La mère s’était levée sans qu’elle s’en aperçût. Avait-elle jamais su, la mère, ce que c’était que la haine ? Œil pour œil, cadeau pour cadeau, retrait pour retrait. Les enfants, mais oui, Aline lui avait donné les enfants et jusqu’ici elle hésitait, sevrée de bons conseils. Affaire classée : en te les reprenant, salaud, je te léserai bien plus que si je ne te les avais jamais donnés.
8 avril 1966
Il était préférable que la Pintade ne fût pas là pour glousser, charitable : Eh bien, mon cher, ça te pousse aussi ? Le fait est que passer l’après-midi chez une petite cliente, la contenir vertueusement dans les limites d’une conversation esthétique et commerciale, gloser sur la couleur des papiers, des tentures, à mettre en accord avec celle du divan — sans faire un pas vers lui de peur d’y basculer —, se sauver en disant qu’on aurait pu, qu’on aurait dû, qu’en d’autres temps c’est une de plus qu’on aurait laissée courbatue, rentrer néanmoins la commande en poche, quitter à six heures l’Atelier Mobiliart pour mettre un libre pied sur la rue Saint-Antoine et découvrir sur le trottoir d’en face Odile en train d’embrasser un garçon d’une trentaine d’années, vraiment, il y avait de quoi se troubler.

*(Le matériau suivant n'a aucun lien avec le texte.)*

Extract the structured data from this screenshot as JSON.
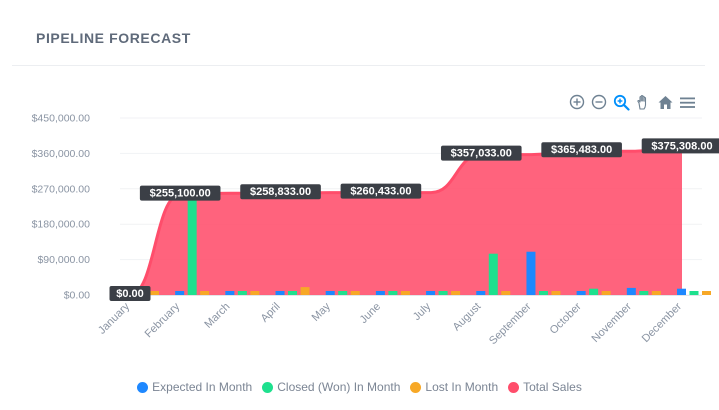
{
  "card": {
    "title": "PIPELINE FORECAST"
  },
  "toolbar": {
    "buttons": [
      {
        "name": "zoom-in-icon",
        "color": "#6e8192"
      },
      {
        "name": "zoom-out-icon",
        "color": "#6e8192"
      },
      {
        "name": "selection-zoom-icon",
        "color": "#008ffb"
      },
      {
        "name": "pan-hand-icon",
        "color": "#6e8192"
      },
      {
        "name": "reset-home-icon",
        "color": "#6e8192"
      },
      {
        "name": "menu-icon",
        "color": "#6e8192"
      }
    ]
  },
  "chart_data": {
    "type": "bar+area",
    "title": "PIPELINE FORECAST",
    "xlabel": "",
    "ylabel": "",
    "ylim": [
      0,
      450000
    ],
    "y_ticks": [
      0,
      90000,
      180000,
      270000,
      360000,
      450000
    ],
    "y_tick_labels": [
      "$0.00",
      "$90,000.00",
      "$180,000.00",
      "$270,000.00",
      "$360,000.00",
      "$450,000.00"
    ],
    "categories": [
      "January",
      "February",
      "March",
      "April",
      "May",
      "June",
      "July",
      "August",
      "September",
      "October",
      "November",
      "December"
    ],
    "series": [
      {
        "name": "Expected In Month",
        "type": "bar",
        "color": "#1e88ff",
        "values": [
          0,
          0,
          0,
          0,
          0,
          0,
          0,
          0,
          110000,
          0,
          18000,
          16000
        ]
      },
      {
        "name": "Closed (Won) In Month",
        "type": "bar",
        "color": "#1ee08e",
        "values": [
          0,
          245000,
          0,
          10000,
          0,
          0,
          0,
          105000,
          0,
          16000,
          0,
          10000
        ]
      },
      {
        "name": "Lost In Month",
        "type": "bar",
        "color": "#f7a826",
        "values": [
          0,
          0,
          0,
          20000,
          0,
          0,
          0,
          0,
          0,
          0,
          0,
          0
        ]
      },
      {
        "name": "Total Sales",
        "type": "area",
        "color": "#ff4d6b",
        "values": [
          0,
          255100,
          258833,
          258833,
          260433,
          260433,
          260433,
          357033,
          357033,
          365483,
          365483,
          375308
        ]
      }
    ],
    "data_labels": [
      {
        "index": 0,
        "text": "$0.00"
      },
      {
        "index": 1,
        "text": "$255,100.00"
      },
      {
        "index": 3,
        "text": "$258,833.00"
      },
      {
        "index": 5,
        "text": "$260,433.00"
      },
      {
        "index": 7,
        "text": "$357,033.00"
      },
      {
        "index": 9,
        "text": "$365,483.00"
      },
      {
        "index": 11,
        "text": "$375,308.00"
      }
    ],
    "legend_position": "bottom-center"
  }
}
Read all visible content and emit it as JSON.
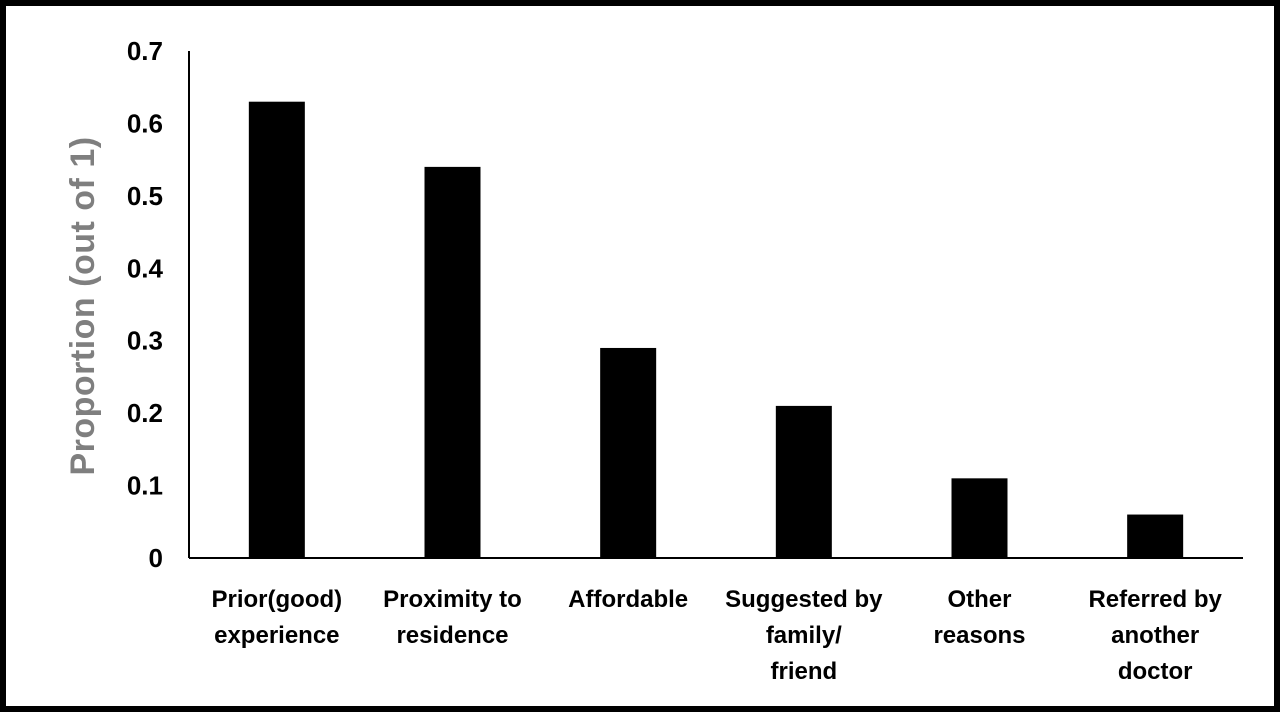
{
  "chart_data": {
    "type": "bar",
    "title": "",
    "xlabel": "",
    "ylabel": "Proportion (out of 1)",
    "ylim": [
      0,
      0.7
    ],
    "yticks": [
      "0",
      "0.1",
      "0.2",
      "0.3",
      "0.4",
      "0.5",
      "0.6",
      "0.7"
    ],
    "categories": [
      [
        "Prior(good)",
        "experience"
      ],
      [
        "Proximity to",
        "residence"
      ],
      [
        "Affordable"
      ],
      [
        "Suggested by",
        "family/",
        "friend"
      ],
      [
        "Other",
        "reasons"
      ],
      [
        "Referred by",
        "another",
        "doctor"
      ]
    ],
    "values": [
      0.63,
      0.54,
      0.29,
      0.21,
      0.11,
      0.06
    ],
    "grid": false,
    "legend": "none",
    "colors": {
      "bar": "#000000",
      "axis": "#000000",
      "ylabel": "#7f7f7f"
    }
  }
}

Louis ne se troubla pas. Un flot de voitures, déferlant au feu vert, l’empêchait pour l’instant de traverser, mais on venait de pointer le doigt dans sa direction et il était improbable qu’Odile fût en train de désigner son numéro un à un numéro deux. Louis leva le bras, ce qui dans toutes les langues signifie : me voilà. Odile leva le bras. Le garçon leva le bras. Bien, ils étaient donc là, eux aussi : ni tendres, ni polis, et l’air plutôt bonasse, se regardant tous deux comme on regarde une pendule. Une seule explication : ce garçon, il était de la famille. Le feu venait de changer. Louis traversa sans hâte.